Introduction:
The LLVM-based DySER compiler is a collection of LLVM optimization
passes that transform the LLVM bitcode and generate optimized code for DySER
(Dynamically Specialized Execution Resources).
Related Publications:
|
Downloads:
| Files | Size |
|---|---|
| dyser-compiler-vm.nvram | 8.5K |
| dyser-compiler-vm-s001.vmdk | 1.6G |
| dyser-compiler-vm-s002.vmdk | 2.0G |
| dyser-compiler-vm-s003.vmdk | 2.0G |
| dyser-compiler-vm-s004.vmdk | 2.0G |
| dyser-compiler-vm-s005.vmdk | 2.0G |
| dyser-compiler-vm-s006.vmdk | 2.0G |
| dyser-compiler-vm-s007.vmdk | 2.0G |
| dyser-compiler-vm-s008.vmdk | 2.0G |
| dyser-compiler-vm-s009.vmdk | 2.0G |
| dyser-compiler-vm-s010.vmdk | 1.9G |
| dyser-compiler-vm-s011.vmdk | 64K |
| dyser-compiler-vm.vmdk | 973B |
| dyser-compiler-vm.vmsd | 0 |
| dyser-compiler-vm.vmx | 2.6K |
| dyser-compiler-vm.vmxf | 272B |
README:
Introduction
------------
We are releasing DySER Toolchain including DySER compiler and
simulator as a VMware Virtual Machine. It is available at
http://research.cs.wisc.edu/vertical/dyser-compiler/. It is about
20GB.
VM User
-------
username: vertical
password: vertical
This user has sudo access
DySER Tools Install
----------------------
The released DySER tools including compiler, simulator and other
toolchains are in /opt/dyser-tools/.
Install Directory Structure
---------------------------
/opt/dyser-tools/bu/ - X86 binutils (as, ld)

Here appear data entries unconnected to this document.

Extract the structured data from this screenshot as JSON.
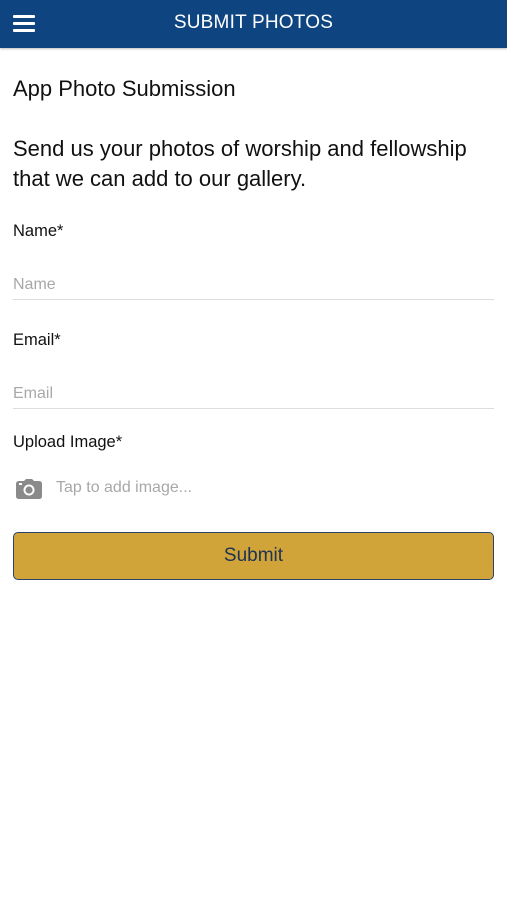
{
  "header": {
    "title": "SUBMIT PHOTOS",
    "menu_icon": "hamburger-menu-icon",
    "background_color": "#0e4580"
  },
  "form": {
    "heading": "App Photo Submission",
    "intro": "Send us your photos of worship and fellowship that we can add to our gallery.",
    "name": {
      "label": "Name*",
      "placeholder": "Name",
      "value": ""
    },
    "email": {
      "label": "Email*",
      "placeholder": "Email",
      "value": ""
    },
    "upload": {
      "label": "Upload Image*",
      "icon": "camera-icon",
      "prompt": "Tap to add image..."
    },
    "submit": {
      "label": "Submit",
      "color": "#d1a43a"
    }
  }
}
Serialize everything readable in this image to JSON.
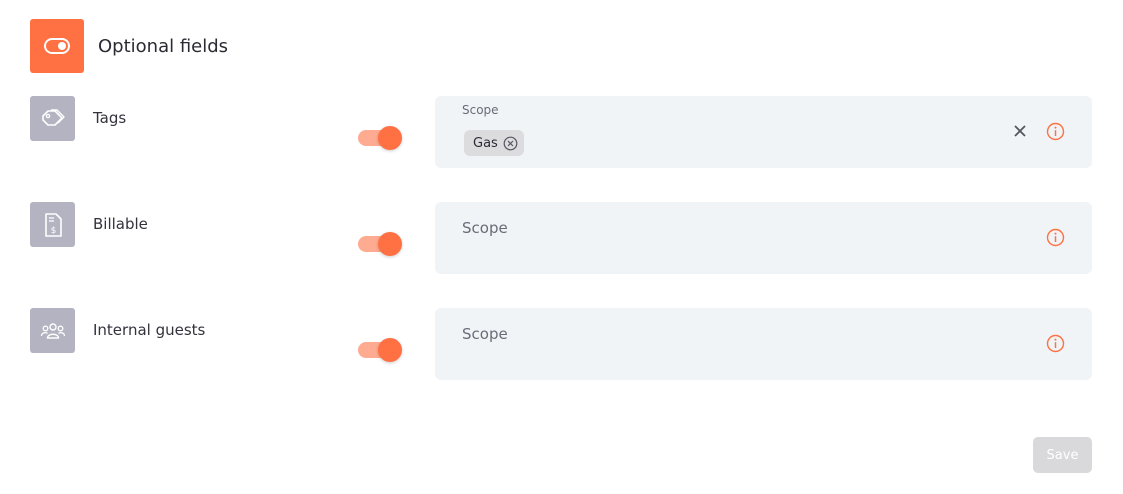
{
  "header": {
    "title": "Optional fields",
    "icon": "toggle-icon",
    "accent_color": "#ff7043"
  },
  "fields": [
    {
      "label": "Tags",
      "icon": "tag-icon",
      "enabled": true,
      "scope": {
        "label": "Scope",
        "chips": [
          "Gas"
        ],
        "has_clear": true,
        "info_icon": "info-icon"
      }
    },
    {
      "label": "Billable",
      "icon": "invoice-dollar-icon",
      "enabled": true,
      "scope": {
        "label": "Scope",
        "chips": [],
        "info_icon": "info-icon"
      }
    },
    {
      "label": "Internal guests",
      "icon": "group-icon",
      "enabled": true,
      "scope": {
        "label": "Scope",
        "chips": [],
        "info_icon": "info-icon"
      }
    }
  ],
  "footer": {
    "save_label": "Save",
    "save_disabled": true
  }
}
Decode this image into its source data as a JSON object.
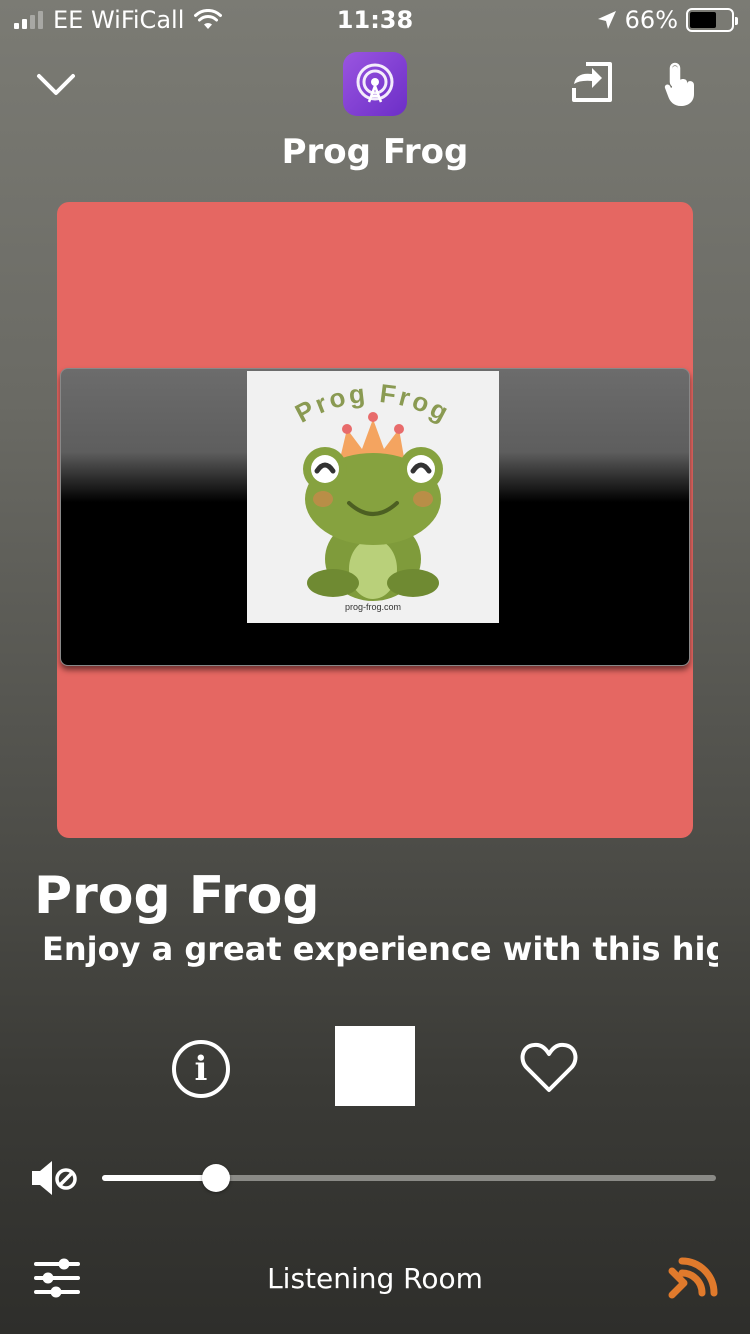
{
  "status_bar": {
    "carrier": "EE WiFiCall",
    "time": "11:38",
    "battery_percent": "66%",
    "battery_level": 0.66,
    "signal_bars_filled": 2,
    "signal_bars_total": 4
  },
  "header": {
    "title": "Prog Frog",
    "icons": [
      "chevron-down-icon",
      "podcast-app-icon",
      "airplay-output-icon",
      "touch-gesture-icon"
    ]
  },
  "artwork": {
    "background_color": "#e56762",
    "logo_arc_text": "Prog Frog",
    "logo_url_text": "prog-frog.com"
  },
  "now_playing": {
    "station_name": "Prog Frog",
    "description": "Enjoy a great experience with this highly"
  },
  "controls": {
    "icons": [
      "info-icon",
      "stop-icon",
      "heart-icon"
    ]
  },
  "volume": {
    "level": 0.186,
    "icon": "mute-speaker-icon"
  },
  "bottom_bar": {
    "room_name": "Listening Room",
    "icons": [
      "equalizer-settings-icon",
      "sonos-cast-icon"
    ],
    "accent_color": "#e07a2c"
  }
}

/opt/dyser-tools/gcc/ - X86 gcc 4.7.1
/opt/dyser-tools/gem5/gem5.opt - X86+DySER simulator
/opt/dyser-tools/llvm - LLVM
/opt/dyser-tools/slicer - DySER compiler
/opt/dyser-tools/dg/x86/dragonegg.so - LLVM plugin for X86 GCC
/opt/dyser-tools/dytools - Various tools for compiling and
simulating
/dycc - Driver program to compile
/run-gem5 - To invoke the simulator
DySER Tools Source
------------------
The source for the DySER tools is in /home/vertical/dyser-tools/. The
toolchain is already built and installed in /opt/dyser-tools/. It
is not necessary to build the toolchain again.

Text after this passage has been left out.